Reporter: Vatrischa Putri Nur | Editor: Avanty Nurdiana
KONTAN.CO.ID – JAKARTA. Nilai tukar rupiah lagi-lagi tak bisa menahan tekanan. Melansir data Bloomberg, rupiah di pasar spot melemah 0,14% ke level Rp 16.886 per dolar Amerika Serikat (AS) pada akhir perdagangan Rabu (11/3/2026).
Berbeda arah, rupiah JISDOR Bank Indonesia (BI) justru menguat 0,07% menjadi Rp 16.867 per dolar AS, dibandingkan penutupan hari sebelumnya Rp 16.879 per dolar AS.
Pengamat ekonomi, mata uang, dan komoditas Ibrahim Assuaibi mengatakan pelemahan rupiah hari ini dipicu oleh meningkatnya kekhawatiran pasar terhadap gangguan pasokan energi global setelah Iran mulai memblokir Selat Hormuz.
Baca Juga: IHSG Merosot 0,69% ke 7.389, Top Losers LQ45: AADI, ITMG dan BUMI, Rabu (11/3)
Menurutnya, langkah tersebut merupakan respons Iran terhadap serangan Amerika Serikat dan Israel. Pemerintah Iran bahkan menyatakan akan terus menyerang kapal-kapal yang melintas di selat tersebut hingga permusuhan terhadap Republik Islam dihentikan.
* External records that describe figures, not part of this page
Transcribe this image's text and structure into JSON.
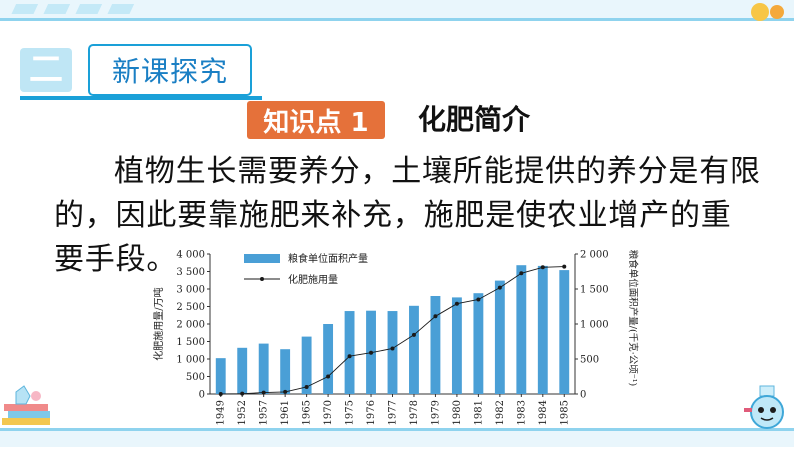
{
  "section": {
    "number": "二",
    "title": "新课探究"
  },
  "knowledge_point": {
    "badge": "知识点 1",
    "title": "化肥简介"
  },
  "paragraph": "植物生长需要养分，土壤所能提供的养分是有限的，因此要靠施肥来补充，施肥是使农业增产的重要手段。",
  "colors": {
    "accent": "#1aa0d8",
    "badge": "#e5713a",
    "bar": "#4a9fd6",
    "line": "#1a1a1a"
  },
  "chart_data": {
    "type": "bar",
    "title": "",
    "categories": [
      "1949",
      "1952",
      "1957",
      "1961",
      "1965",
      "1970",
      "1975",
      "1976",
      "1977",
      "1978",
      "1979",
      "1980",
      "1981",
      "1982",
      "1983",
      "1984",
      "1985"
    ],
    "ylabel": "化肥施用量/万吨",
    "y2label": "粮食单位面积产量/(千克·公顷⁻¹)",
    "ylim": [
      0,
      4000
    ],
    "y2lim": [
      0,
      2000
    ],
    "yticks": [
      "0",
      "500",
      "1 000",
      "1 500",
      "2 000",
      "2 500",
      "3 000",
      "3 500",
      "4 000"
    ],
    "y2ticks": [
      "0",
      "500",
      "1 000",
      "1 500",
      "2 000"
    ],
    "legend_position": "top-left",
    "series": [
      {
        "name": "粮食单位面积产量",
        "axis": "right",
        "render": "bar",
        "values": [
          512,
          660,
          720,
          640,
          820,
          1000,
          1185,
          1190,
          1185,
          1260,
          1400,
          1380,
          1440,
          1620,
          1840,
          1830,
          1770
        ]
      },
      {
        "name": "化肥施用量",
        "axis": "left",
        "render": "line",
        "values": [
          0,
          10,
          40,
          60,
          200,
          500,
          1080,
          1180,
          1300,
          1690,
          2220,
          2580,
          2700,
          3040,
          3450,
          3620,
          3640
        ]
      }
    ]
  }
}
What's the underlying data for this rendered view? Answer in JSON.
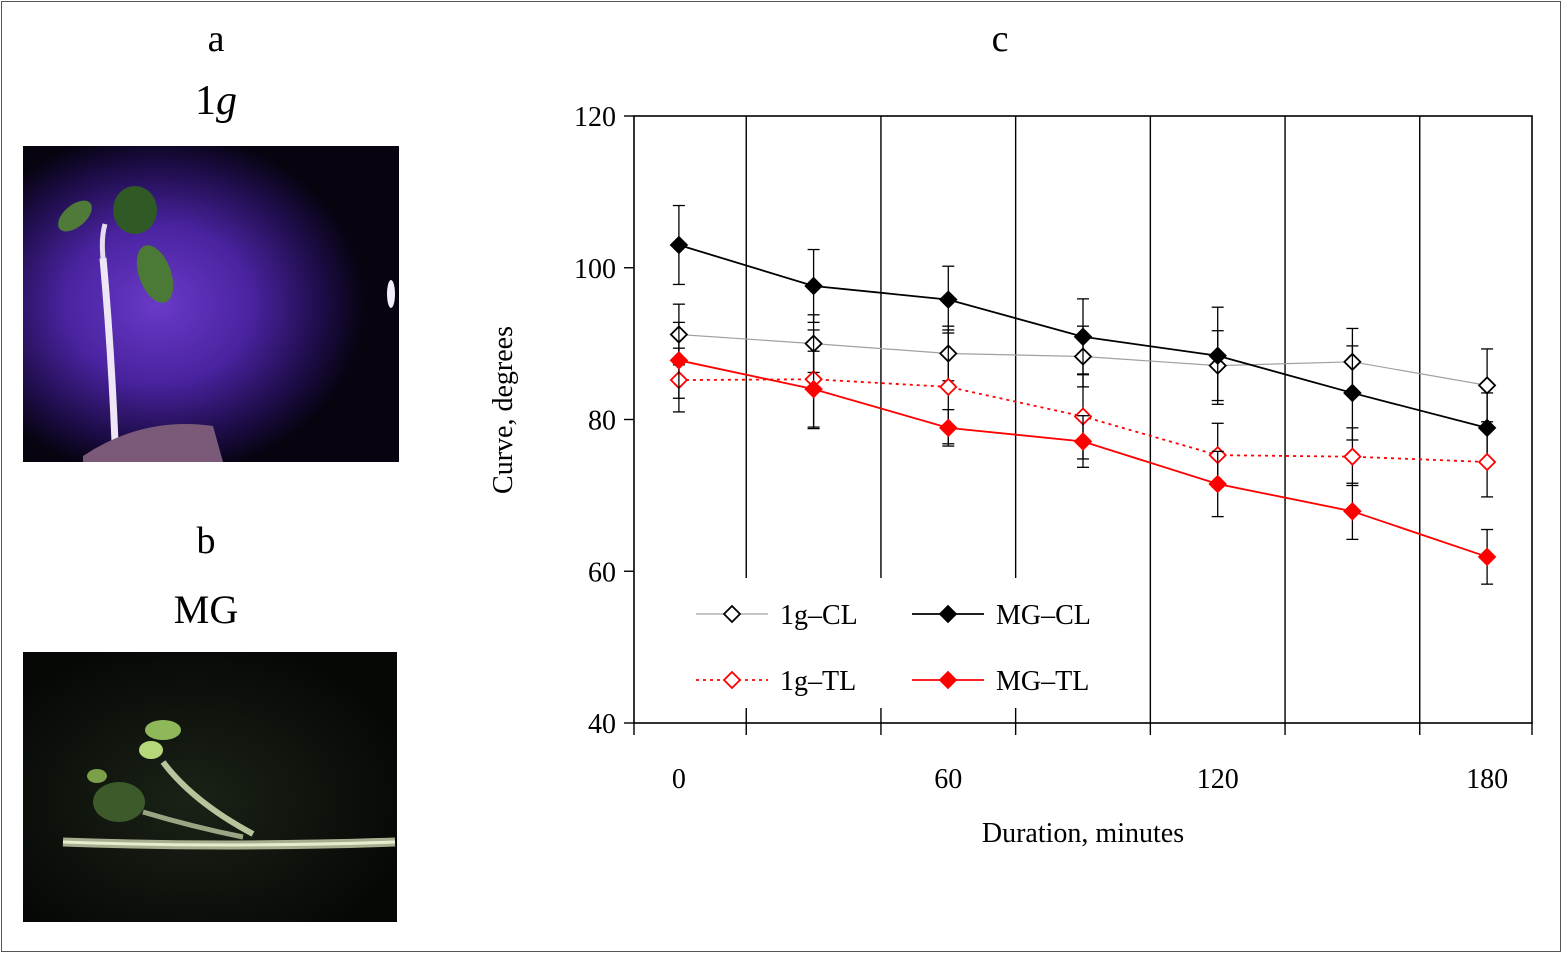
{
  "panels": {
    "a": {
      "letter": "a",
      "condition_main": "1",
      "condition_italic": "g"
    },
    "b": {
      "letter": "b",
      "condition": "MG"
    },
    "c": {
      "letter": "c"
    }
  },
  "chart_data": {
    "type": "line",
    "title": "",
    "xlabel": "Duration, minutes",
    "ylabel": "Curve, degrees",
    "xlim": [
      -10,
      190
    ],
    "ylim": [
      40,
      120
    ],
    "xticks": [
      0,
      60,
      120,
      180
    ],
    "yticks": [
      40,
      60,
      80,
      100,
      120
    ],
    "x": [
      0,
      30,
      60,
      90,
      120,
      150,
      180
    ],
    "series": [
      {
        "name": "1g–CL",
        "color": "#a0a0a0",
        "marker_color": "#000000",
        "marker": "open-diamond",
        "dash": "",
        "values": [
          91.2,
          90.0,
          88.7,
          88.3,
          87.1,
          87.6,
          84.5
        ],
        "errors": [
          4.0,
          3.8,
          3.6,
          4.0,
          4.6,
          4.4,
          4.8
        ]
      },
      {
        "name": "MG–CL",
        "color": "#000000",
        "marker_color": "#000000",
        "marker": "filled-diamond",
        "dash": "",
        "values": [
          103.0,
          97.6,
          95.8,
          90.9,
          88.4,
          83.5,
          78.9
        ],
        "errors": [
          5.2,
          4.8,
          4.4,
          5.0,
          6.4,
          6.2,
          4.6
        ]
      },
      {
        "name": "1g–TL",
        "color": "#ff0000",
        "marker_color": "#ff0000",
        "marker": "open-diamond",
        "dash": "3,4",
        "values": [
          85.2,
          85.3,
          84.3,
          80.4,
          75.3,
          75.1,
          74.4
        ],
        "errors": [
          4.2,
          6.5,
          7.5,
          5.6,
          4.2,
          3.8,
          4.6
        ]
      },
      {
        "name": "MG–TL",
        "color": "#ff0000",
        "marker_color": "#ff0000",
        "marker": "filled-diamond",
        "dash": "",
        "values": [
          87.8,
          84.0,
          78.9,
          77.1,
          71.5,
          67.9,
          61.9
        ],
        "errors": [
          5.0,
          5.0,
          2.4,
          3.4,
          4.3,
          3.7,
          3.6
        ]
      }
    ],
    "vertical_lines_x": [
      15,
      45,
      75,
      105,
      135,
      165
    ],
    "legend_position": "bottom-left",
    "grid": false
  }
}
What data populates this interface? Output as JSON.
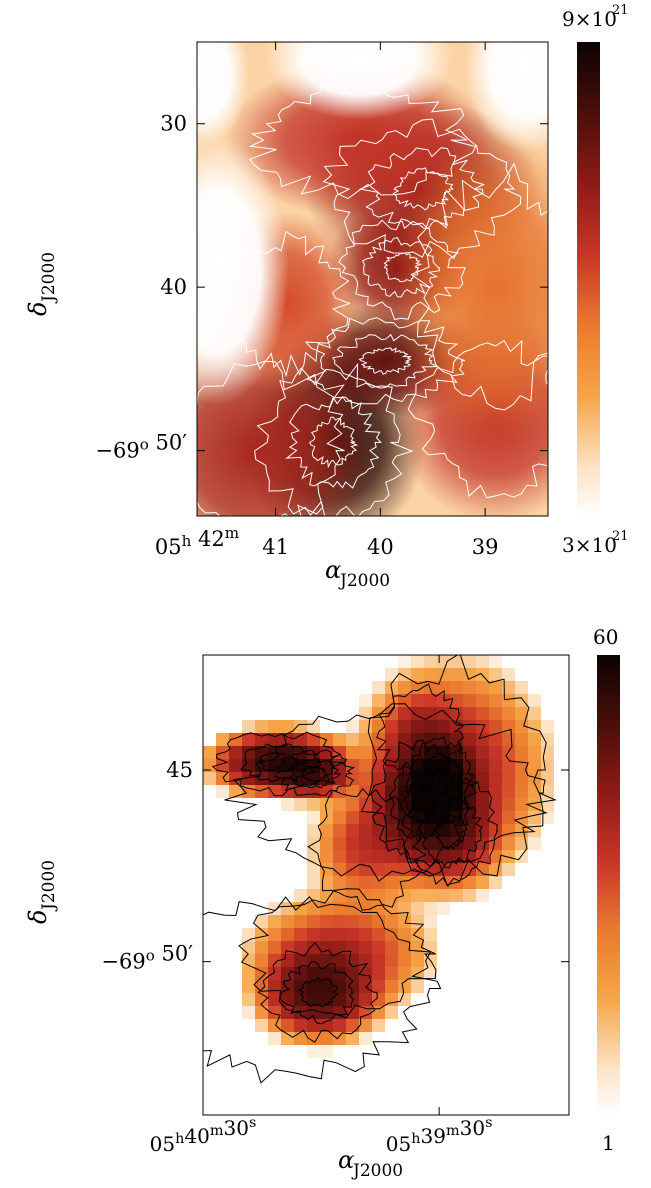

"Selat Hormuz adalah jalur pengiriman minyak dan gas utama untuk Asia, dengan gangguan pasokan yang berkepanjangan diperkirakan akan memiliki konsekuensi buruk bagi perekonomian yang sangat bergantung pada impor energi," ujar Ibrahim, Rabu (11/3/2026).
Di sisi lain, pasar juga mencermati rilis data inflasi AS. Data indeks harga konsumen atau Consumer Price Index (CPI) AS untuk Februari diperkirakan memberikan petunjuk lebih jelas mengenai arah inflasi dan kebijakan suku bunga di ekonomi terbesar dunia tersebut.
Ibrahim menyebut inflasi utama AS diperkirakan stabil di level 2,4% secara tahunan, sementara inflasi inti diproyeksikan berada di kisaran 2,5%.
Untuk perdagangan Kamis (12/3), Ibrahim menilai pergerakan rupiah juga akan dipengaruhi oleh sentimen domestik, terutama terkait sorotan sejumlah lembaga internasional terhadap kinerja penerimaan pajak Indonesia.
Beberapa lembaga pemeringkat global seperti Moody’s, S&P, dan Fitch menyoroti isu kredibilitas fiskal pemerintah yang berkaitan dengan kinerja pemungutan pajak.
Baca Juga: Masih Tertekan, Rupiah Melemah ke Rp 16.886 pada Rabu (11/3), Cek Proyeksi Besok
Selain itu, Bank Dunia dalam Country Program Evaluation Report periode fiskal 2013–2023 juga menilai pemerintah belum optimal meningkatkan penerimaan pajak selama satu dekade terakhir.
Menurut Ibrahim, hal tersebut tercermin dari rasio pajak Indonesia yang masih tergolong rendah dibandingkan negara-negara anggota G20.
“Pada tahun 2025, tax ratio Indonesia turun ke 9,31% terhadap PDB. Rendahnya kepatuhan wajib pajak menjadi salah satu penyebab kinerja rasio pajak belum sesuai ekspektasi,” jelasnya.
Untuk perdagangan Kamis (12/3), Ibrahim memperkirakan rupiah akan bergerak fluktuatif namun cenderung melemah di kisaran Rp 16.880 hingga Rp 16.910 per dolar AS.